Es precisamente nuestra particular forma de percibir, interpretar y cambiar nuestro entorno, la que está siendo modificada por la emergencia climática. No son solo moléculas siguiendo otros derroteros, macrosistemas físicos y biológicos en un nuevo orden, son los paradigmas que nos han acompañado como especie desde la segunda gran revolución de hace 12 mil años: la agrícola. Aquella que nos sacó de la caza y la recolección, dejando atrás la práctica de movernos constantemente en búsqueda de alimento y cobijo, dependiendo de los ciclos de la naturaleza, de sus estaciones.
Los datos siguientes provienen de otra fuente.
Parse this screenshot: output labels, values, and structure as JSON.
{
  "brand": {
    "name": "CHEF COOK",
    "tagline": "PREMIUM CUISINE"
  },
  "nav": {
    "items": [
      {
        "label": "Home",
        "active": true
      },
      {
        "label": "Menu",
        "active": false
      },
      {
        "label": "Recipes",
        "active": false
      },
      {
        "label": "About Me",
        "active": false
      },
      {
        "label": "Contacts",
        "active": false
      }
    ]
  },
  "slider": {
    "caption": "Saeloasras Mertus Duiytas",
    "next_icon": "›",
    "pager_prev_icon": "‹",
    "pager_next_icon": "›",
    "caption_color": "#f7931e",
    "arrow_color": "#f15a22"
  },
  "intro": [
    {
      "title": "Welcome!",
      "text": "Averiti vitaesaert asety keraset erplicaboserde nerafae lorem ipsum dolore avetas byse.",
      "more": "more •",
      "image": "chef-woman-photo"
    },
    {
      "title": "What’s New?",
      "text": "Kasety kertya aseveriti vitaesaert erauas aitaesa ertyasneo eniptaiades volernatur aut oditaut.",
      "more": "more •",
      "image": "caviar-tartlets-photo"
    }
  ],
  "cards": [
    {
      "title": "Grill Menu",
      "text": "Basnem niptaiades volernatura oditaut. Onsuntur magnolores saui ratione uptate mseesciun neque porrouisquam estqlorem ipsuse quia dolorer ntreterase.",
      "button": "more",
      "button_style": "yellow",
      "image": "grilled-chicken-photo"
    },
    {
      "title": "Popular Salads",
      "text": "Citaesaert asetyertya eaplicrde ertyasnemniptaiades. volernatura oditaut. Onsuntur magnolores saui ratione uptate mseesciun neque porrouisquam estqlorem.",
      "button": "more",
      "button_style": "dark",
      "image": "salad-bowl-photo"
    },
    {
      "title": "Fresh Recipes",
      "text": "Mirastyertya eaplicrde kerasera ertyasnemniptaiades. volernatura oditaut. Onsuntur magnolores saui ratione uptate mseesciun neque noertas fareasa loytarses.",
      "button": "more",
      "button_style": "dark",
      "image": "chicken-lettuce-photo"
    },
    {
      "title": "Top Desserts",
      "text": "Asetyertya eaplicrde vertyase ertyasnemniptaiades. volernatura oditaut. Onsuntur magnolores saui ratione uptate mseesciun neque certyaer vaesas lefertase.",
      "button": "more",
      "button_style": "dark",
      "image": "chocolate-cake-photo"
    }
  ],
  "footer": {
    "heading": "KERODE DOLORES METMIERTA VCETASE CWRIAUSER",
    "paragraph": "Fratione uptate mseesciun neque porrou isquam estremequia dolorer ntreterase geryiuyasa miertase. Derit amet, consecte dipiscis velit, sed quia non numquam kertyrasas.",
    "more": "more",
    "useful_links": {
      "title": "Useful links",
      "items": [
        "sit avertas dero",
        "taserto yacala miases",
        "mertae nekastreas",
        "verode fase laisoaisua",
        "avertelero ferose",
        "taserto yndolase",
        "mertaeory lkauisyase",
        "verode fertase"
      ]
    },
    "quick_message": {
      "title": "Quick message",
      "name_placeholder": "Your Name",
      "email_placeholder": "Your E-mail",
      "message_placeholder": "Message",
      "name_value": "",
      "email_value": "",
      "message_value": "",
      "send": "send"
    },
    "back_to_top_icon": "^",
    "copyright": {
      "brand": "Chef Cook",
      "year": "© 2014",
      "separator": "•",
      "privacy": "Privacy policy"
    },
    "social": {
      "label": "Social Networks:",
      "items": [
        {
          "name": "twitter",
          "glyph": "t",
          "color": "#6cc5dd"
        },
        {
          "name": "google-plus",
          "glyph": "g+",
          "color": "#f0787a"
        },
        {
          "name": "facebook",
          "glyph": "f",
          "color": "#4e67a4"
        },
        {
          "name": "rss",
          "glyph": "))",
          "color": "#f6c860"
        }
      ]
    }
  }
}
La agricultura cambió mentes y estructuras. La aclimatación de plantas y animales permitió asentamientos humanos permanentes y construcciones de mayor envergadura. Los excedentes de alimentos derivaron en el aumento de la población y profundizó la diferenciación de funciones: algunos se dedicaron al cultivo, dejando libres a otros y otras para elaborar herramientas, desarrollar la escritura, la espiritualidad, el reflexionar. La mayor jerarquización y comercio fueron parte de este proceso, junto a mucho del entramado simbólico que aún regula nuestras formas sociales.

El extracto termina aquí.